- The US is expected to have added 550K new jobs in November.
- US Federal Reserve chief Powell hinted at speeding up tapering.
- The Dollar’s rally is on pause, although the US currency holds near yearly highs.
The US will announce its November employment figures on Friday, December 3. The country is expected to have added 550K new jobs in November, while the unemployment rate is seen contracting to 4.5% from 4.6%. The country added 531K positions in October, which brought the total number of jobs to 148.3 million, leaving a shortfall of 4.2 million compared to pre-pandemic levels.
Is inflation the only problem?
Back in October, the US Federal Reserve was optimistic about jobs’ creation, noting that a couple more good reports would be enough to trigger tapering. Also, back then, higher inflation was considered “temporary.” Policymakers were concerned about price pressures, although not enough to refrain from announcing tapering. Chair Jerome Powell announced in early November that the FOMC would start to reduce the pace of asset purchases this December.
Throughout November, inflation-related concerns escalated, while a newly discovered coronavirus variant resulted in Powell warning that the Omicron strain could slow job growth and extend the supply chain disruption.
Also, he said that it’s time to retire” the word “transitory” to describe inflation and discuss speeding up tapering. Ending the pandemic-related financial support would open the doors for sooner rate hikes.
Job creation and tapering future
But is skyrocketing inflation enough to act? As said, the US still needs to recover 4.2 million job positions just to return to pre-pandemic levels.
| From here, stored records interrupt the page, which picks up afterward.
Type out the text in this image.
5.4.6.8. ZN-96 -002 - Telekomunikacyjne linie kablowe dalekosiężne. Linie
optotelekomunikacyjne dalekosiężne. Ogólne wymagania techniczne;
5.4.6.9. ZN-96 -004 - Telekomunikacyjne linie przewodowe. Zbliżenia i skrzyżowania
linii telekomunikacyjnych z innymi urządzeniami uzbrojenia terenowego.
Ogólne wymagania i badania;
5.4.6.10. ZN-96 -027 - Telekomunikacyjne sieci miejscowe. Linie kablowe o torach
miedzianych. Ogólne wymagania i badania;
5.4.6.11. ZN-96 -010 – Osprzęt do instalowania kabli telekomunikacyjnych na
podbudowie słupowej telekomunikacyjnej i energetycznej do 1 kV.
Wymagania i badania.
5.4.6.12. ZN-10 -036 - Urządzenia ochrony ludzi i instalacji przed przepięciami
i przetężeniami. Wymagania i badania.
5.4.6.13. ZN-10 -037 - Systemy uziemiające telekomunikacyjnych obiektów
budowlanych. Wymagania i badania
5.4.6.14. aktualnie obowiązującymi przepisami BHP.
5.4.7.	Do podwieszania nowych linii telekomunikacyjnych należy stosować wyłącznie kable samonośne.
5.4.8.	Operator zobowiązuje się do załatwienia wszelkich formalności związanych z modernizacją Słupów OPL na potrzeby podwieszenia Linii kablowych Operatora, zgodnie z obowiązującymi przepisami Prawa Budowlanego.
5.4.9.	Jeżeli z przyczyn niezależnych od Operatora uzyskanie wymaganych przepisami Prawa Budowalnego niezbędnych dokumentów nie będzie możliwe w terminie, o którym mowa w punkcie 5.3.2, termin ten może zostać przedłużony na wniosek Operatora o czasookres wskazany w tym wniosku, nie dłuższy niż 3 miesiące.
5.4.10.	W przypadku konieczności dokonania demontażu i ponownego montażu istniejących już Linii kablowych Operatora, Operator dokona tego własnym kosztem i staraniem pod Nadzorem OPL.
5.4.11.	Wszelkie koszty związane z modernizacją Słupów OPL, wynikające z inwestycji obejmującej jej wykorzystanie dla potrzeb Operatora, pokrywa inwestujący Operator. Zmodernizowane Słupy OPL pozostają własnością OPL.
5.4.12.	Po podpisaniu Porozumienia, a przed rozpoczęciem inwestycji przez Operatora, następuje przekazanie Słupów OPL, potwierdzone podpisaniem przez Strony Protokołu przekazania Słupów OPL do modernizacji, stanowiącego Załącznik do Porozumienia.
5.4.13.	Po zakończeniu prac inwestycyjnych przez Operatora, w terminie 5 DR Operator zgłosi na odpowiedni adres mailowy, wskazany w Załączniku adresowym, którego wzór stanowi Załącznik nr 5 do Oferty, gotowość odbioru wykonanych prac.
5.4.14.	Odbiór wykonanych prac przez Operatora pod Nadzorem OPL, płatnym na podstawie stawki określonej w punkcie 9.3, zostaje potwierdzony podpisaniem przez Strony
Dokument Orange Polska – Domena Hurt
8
Being optimistic, such a goal could be achieved mid-2022, as long as uncertainty related to the coronavirus Omicron variant can be dealt with.
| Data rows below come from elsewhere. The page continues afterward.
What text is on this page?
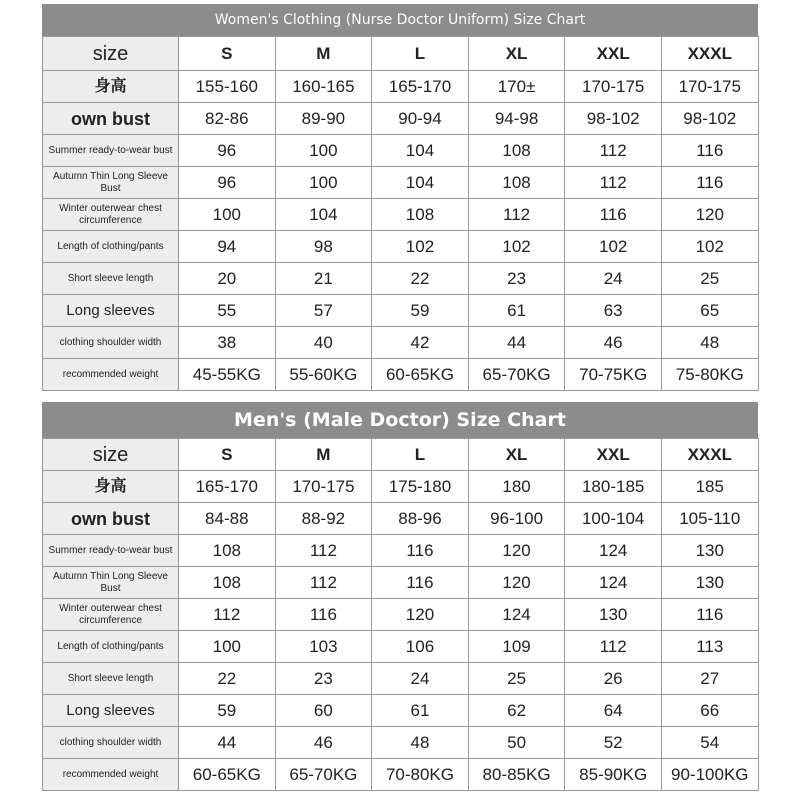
Women's Clothing (Nurse Doctor Uniform) Size Chart
size	S	M	L	XL	XXL	XXXL

身高	155-160	160-165	165-170	170±	170-175	170-175
own bust	82-86	89-90	90-94	94-98	98-102	98-102
Summer ready-to-wear bust	96	100	104	108	112	116
Autumn Thin Long Sleeve Bust	96	100	104	108	112	116
Winter outerwear chest circumference	100	104	108	112	116	120
Length of clothing/pants	94	98	102	102	102	102
Short sleeve length	20	21	22	23	24	25
Long sleeves	55	57	59	61	63	65
clothing shoulder width	38	40	42	44	46	48
recommended weight	45-55KG	55-60KG	60-65KG	65-70KG	70-75KG	75-80KG
Men's (Male Doctor) Size Chart
size	S	M	L	XL	XXL	XXXL

身高	165-170	170-175	175-180	180	180-185	185
own bust	84-88	88-92	88-96	96-100	100-104	105-110
Summer ready-to-wear bust	108	112	116	120	124	130
Autumn Thin Long Sleeve Bust	108	112	116	120	124	130
Winter outerwear chest circumference	112	116	120	124	130	116
Length of clothing/pants	100	103	106	109	112	113
Short sleeve length	22	23	24	25	26	27
Long sleeves	59	60	61	62	64	66
clothing shoulder width	44	46	48	50	52	54
recommended weight	60-65KG	65-70KG	70-80KG	80-85KG	85-90KG	90-100KG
Tepid job creation coupled with stubbornly high inflation may put the Fed between a rock and a hard place, as the risk of retrieving financial support too soon may pose a risk to economic progress.
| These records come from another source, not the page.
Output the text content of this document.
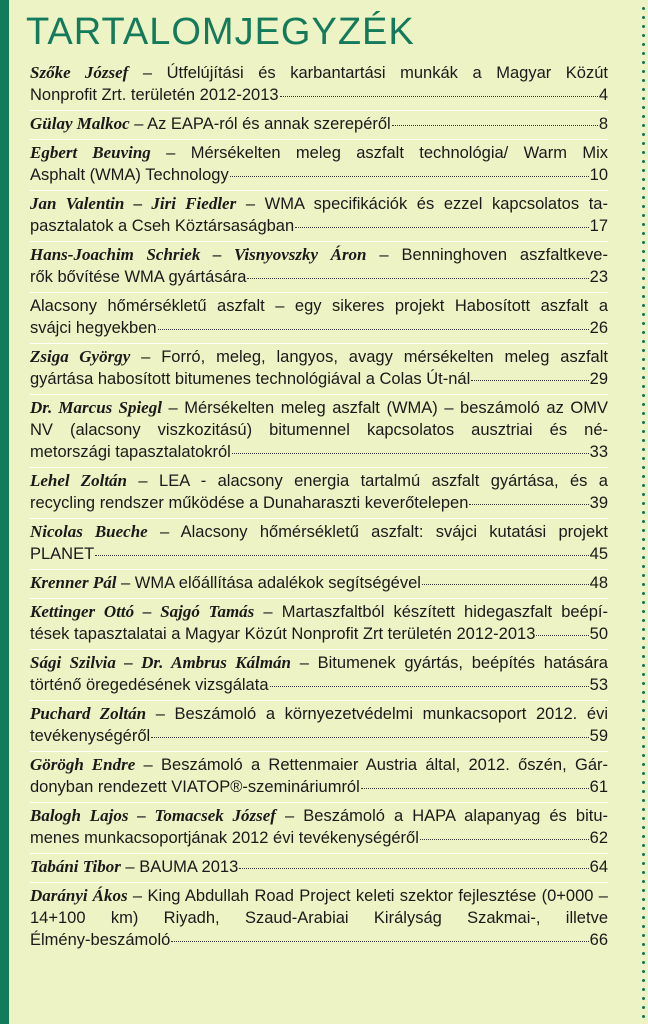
TARTALOMJEGYZÉK
Szőke József – Útfelújítási és karbantartási munkák a Magyar Közút
Nonprofit Zrt. területén 2012-2013	4
Gülay Malkoc – Az EAPA-ról és annak szerepéről	8
Egbert Beuving – Mérsékelten meleg aszfalt technológia/ Warm Mix
Asphalt (WMA) Technology	10
Jan Valentin – Jiri Fiedler – WMA specifikációk és ezzel kapcsolatos ta-
pasztalatok a Cseh Köztársaságban	17
Hans-Joachim Schriek – Visnyovszky Áron – Benninghoven aszfaltkeve-
rők bővítése WMA gyártására	23
Alacsony hőmérsékletű aszfalt – egy sikeres projekt Habosított aszfalt a
svájci hegyekben	26
Zsiga György – Forró, meleg, langyos, avagy mérsékelten meleg aszfalt
gyártása habosított bitumenes technológiával a Colas Út-nál	29
Dr. Marcus Spiegl – Mérsékelten meleg aszfalt (WMA) – beszámoló az OMV NV (alacsony viszkozitású) bitumennel kapcsolatos ausztriai és né-
metországi tapasztalatokról	33
Lehel Zoltán – LEA - alacsony energia tartalmú aszfalt gyártása, és a
recycling rendszer működése a Dunaharaszti keverőtelepen	39
Nicolas Bueche – Alacsony hőmérsékletű aszfalt: svájci kutatási projekt
PLANET	45
Krenner Pál – WMA előállítása adalékok segítségével	48
Kettinger Ottó – Sajgó Tamás – Martaszfaltból készített hidegaszfalt beépí-
tések tapasztalatai a Magyar Közút Nonprofit Zrt területén 2012-2013	50
Sági Szilvia – Dr. Ambrus Kálmán – Bitumenek gyártás, beépítés hatására
történő öregedésének vizsgálata	53
Puchard Zoltán – Beszámoló a környezetvédelmi munkacsoport 2012. évi
tevékenységéről	59
Görögh Endre – Beszámoló a Rettenmaier Austria által, 2012. őszén, Gár-
donyban rendezett VIATOP®-szemináriumról	61
Balogh Lajos – Tomacsek József – Beszámoló a HAPA alapanyag és bitu-
menes munkacsoportjának 2012 évi tevékenységéről	62
Tabáni Tibor – BAUMA 2013	64
Darányi Ákos – King Abdullah Road Project keleti szektor fejlesztése (0+000 – 14+100 km) Riyadh, Szaud-Arabiai Királyság Szakmai-, illetve
Élmény-beszámoló	66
A Nonfarm Payrolls headline reading of 300K or lesser will sound the alarms. As long as it stays above 400K, policymakers will be able to act.
Possible market’s reactions
The greenback has reached fresh yearly highs against most major rivals in November, with the following pullback looking corrective at this point. A solid employment report could trigger speculation that the Fed will announce new measures as soon as next week, something that should push the dollar higher and equities lower.
US Treasury yields’ behaviour will be critical for the market’s direction, however, particularly the 10-year note yield. Currently at around 1.43%, a move above 1.50% will likely boost the USD across the FX board.
Worth mentioning that Canada will also release its monthly employment report, which may result in USD/CAD initially seesawing without a clear direction
The pound and the aussie are the dollar’s weakest rivals and could fall to fresh 2021 lows on higher yields and lower equities.
As for the EUR/USD pair, as long as it remains below 1.1380, the risk will be skewed to the downside. A break below 1.1300 and the chances are of a slide towards the 1.1160 price zone. As far as the upside goes, a move higher could see the pair test a critical long term resistance level at 1.1470.